Corps Security, The Series (2)(18)
I find my own lips tipping up slightly. What can I say? It’s infectious.
She takes a deep breath, holds her hands to her stomach, and closes her eyes. I watch as her lips move slightly as if she is speaking before she smiles again.
Reaching down, I adjust myself quickly before she has a chance to notice that I’m here. Once I’ve curled my arm behind my back, I silently turn the latch and lock us both inside.
“Chelcie.”
Her eyes snap open and a look a horror and panic flashes over her features before she quickly hides it. A feeling of frustration washes over me that she is once again closing herself off to me. I have not one damn clue as to why she’s been acting like this lately. At first, she would walk on eggshells around me, but then again, everyone else did as well. Then, as we got to know each other better during the weeks she spent helping me research Dominic, I felt like she had finally let those damn walls down.

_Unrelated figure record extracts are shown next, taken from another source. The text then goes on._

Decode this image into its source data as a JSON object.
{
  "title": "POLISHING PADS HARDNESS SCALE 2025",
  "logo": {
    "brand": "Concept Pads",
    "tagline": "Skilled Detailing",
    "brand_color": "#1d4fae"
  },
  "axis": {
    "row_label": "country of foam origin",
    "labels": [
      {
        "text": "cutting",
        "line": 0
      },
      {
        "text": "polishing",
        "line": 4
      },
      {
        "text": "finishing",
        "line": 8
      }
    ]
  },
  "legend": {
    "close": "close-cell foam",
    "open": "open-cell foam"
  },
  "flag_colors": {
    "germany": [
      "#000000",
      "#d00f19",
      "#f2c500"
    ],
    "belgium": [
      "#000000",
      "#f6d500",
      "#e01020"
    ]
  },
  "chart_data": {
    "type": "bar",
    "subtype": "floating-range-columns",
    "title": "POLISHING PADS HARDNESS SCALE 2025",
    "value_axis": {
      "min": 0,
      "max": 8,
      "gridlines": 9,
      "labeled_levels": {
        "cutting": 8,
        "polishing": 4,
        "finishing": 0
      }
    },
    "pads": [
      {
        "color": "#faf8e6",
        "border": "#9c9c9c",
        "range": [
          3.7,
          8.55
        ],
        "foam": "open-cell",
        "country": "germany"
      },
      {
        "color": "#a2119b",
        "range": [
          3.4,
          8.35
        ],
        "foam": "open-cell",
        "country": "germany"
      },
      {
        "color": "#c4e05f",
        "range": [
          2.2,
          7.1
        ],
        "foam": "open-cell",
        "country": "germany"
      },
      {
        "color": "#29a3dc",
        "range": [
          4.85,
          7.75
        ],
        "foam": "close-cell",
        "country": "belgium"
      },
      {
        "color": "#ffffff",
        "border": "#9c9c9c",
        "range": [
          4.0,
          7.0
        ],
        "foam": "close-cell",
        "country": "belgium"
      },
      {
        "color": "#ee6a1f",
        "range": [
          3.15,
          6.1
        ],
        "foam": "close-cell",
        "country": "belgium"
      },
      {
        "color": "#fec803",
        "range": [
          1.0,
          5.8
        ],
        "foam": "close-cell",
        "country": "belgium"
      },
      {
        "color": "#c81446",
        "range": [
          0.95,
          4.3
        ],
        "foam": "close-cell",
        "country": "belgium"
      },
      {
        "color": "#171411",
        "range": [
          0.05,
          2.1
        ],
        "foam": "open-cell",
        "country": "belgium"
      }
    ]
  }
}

That she had finally started to let me in.
And then, last week, those walls didn’t just come up; they were enforced with a strength I just couldn’t wrap my mind around.
How did things change so rapidly?
“Chelcie,” I repeat when she doesn’t make a move to talk.
“You shouldn’t be in here, Ash. Aren’t you busy?”
Ah, so this is the way she wants to play it.
“Are you jealous?” I bait.
“Ha! Hardly. I don’t want to deal with another one of your groupies.”
“I don’t have groupies, Chelcie.”
I take a few steps and mentally grin when I see her chest start to rise and fall faster. Her eyes keep darting from my face to the door behind me. I let my lips curl into a smirk at the thought of her trying to run from me.
I’m done letting her run.
“Why have you been avoiding me?”
She looks confused for a second before I see those damn walls getting thicker.
“Don’t,” I firmly state. “Do not even think about making those goddamn walls any fucking stronger, Sunshine. No more of that. Why have you been running from me? I come into a room you’re in and you leave. I call and you don’t answer. You’ve been there for weeks and now nothing.”
“I’m not running. I’ve been busy.”
“You can’t even look me in the eye, so don’t give me that line of crap.”
Her eyes narrow, and I watch in rapt fascination as she stands a little straighter, marches right up to me—toe to toe—and jams her finger into my chest. “You . . . you SHIT! Why would I want to be around you, Asher? Huh? So you can throw some more insults at me? So you can show me just how little you think of me, of our friendship?! Or maybe, just maybe, I need another little self-esteem knockdown.”
When she stops talking, her cheeks are flushed, her chest is moving even quicker than it was before, and those eyes I love so much are blazing with her anger. What in the hell did I miss here?
“Uh, Sunshine, I have no clue what you are referring to.”
“Of course you don’t, Ash. How could you possibly remember something that happened when you were so drunk you couldn’t even stand up straight? Let me ask you this. Do you remember what happened to give you all those damn claw marks on your body? Don’t even think about lying to me either. Let me guess. Another one of your skin-and-bones groupies?”
“I don’t have groupies!” The words are heavy with the angry power I feel forming in my gut.
“Yeah, okay, then you have an army of sluts. Easy bitches that you fuck every day or hour—I don’t know. But I know I’m sick of watching it.” She rolls her eyes, but not before she can hide the flash of pain.
“And why is that, Chelcie? Is it because you wish it was you? Because let me tell you, I wish it was you. Every. Single. Time.”
Her gasp echoes against the walls. Even the noises from outside the door of the busy restaurant seem to mute themselves. It’s just us in here.
These are the moments you look back on when you’re knocking on Death’s door and smile. These are the moments when you can just feel in your gut that something life changing is happening.
And I thank Christ that I’m sober enough to remember this.
“That’s right, Chelcie. You. Do you really want to know how I got scratched up? It’s because the last woman I had, unfortunately, didn’t like it when I said your name when I came. I can’t change the past, and Lord knows I’m no monk, but I’m done. Done with the drinking, the other women, and I’m damn sure done fighting this attraction we’ve both been dancing around for three long months.”
She gasps, and using it to my advantage, I crash my lips down to hers.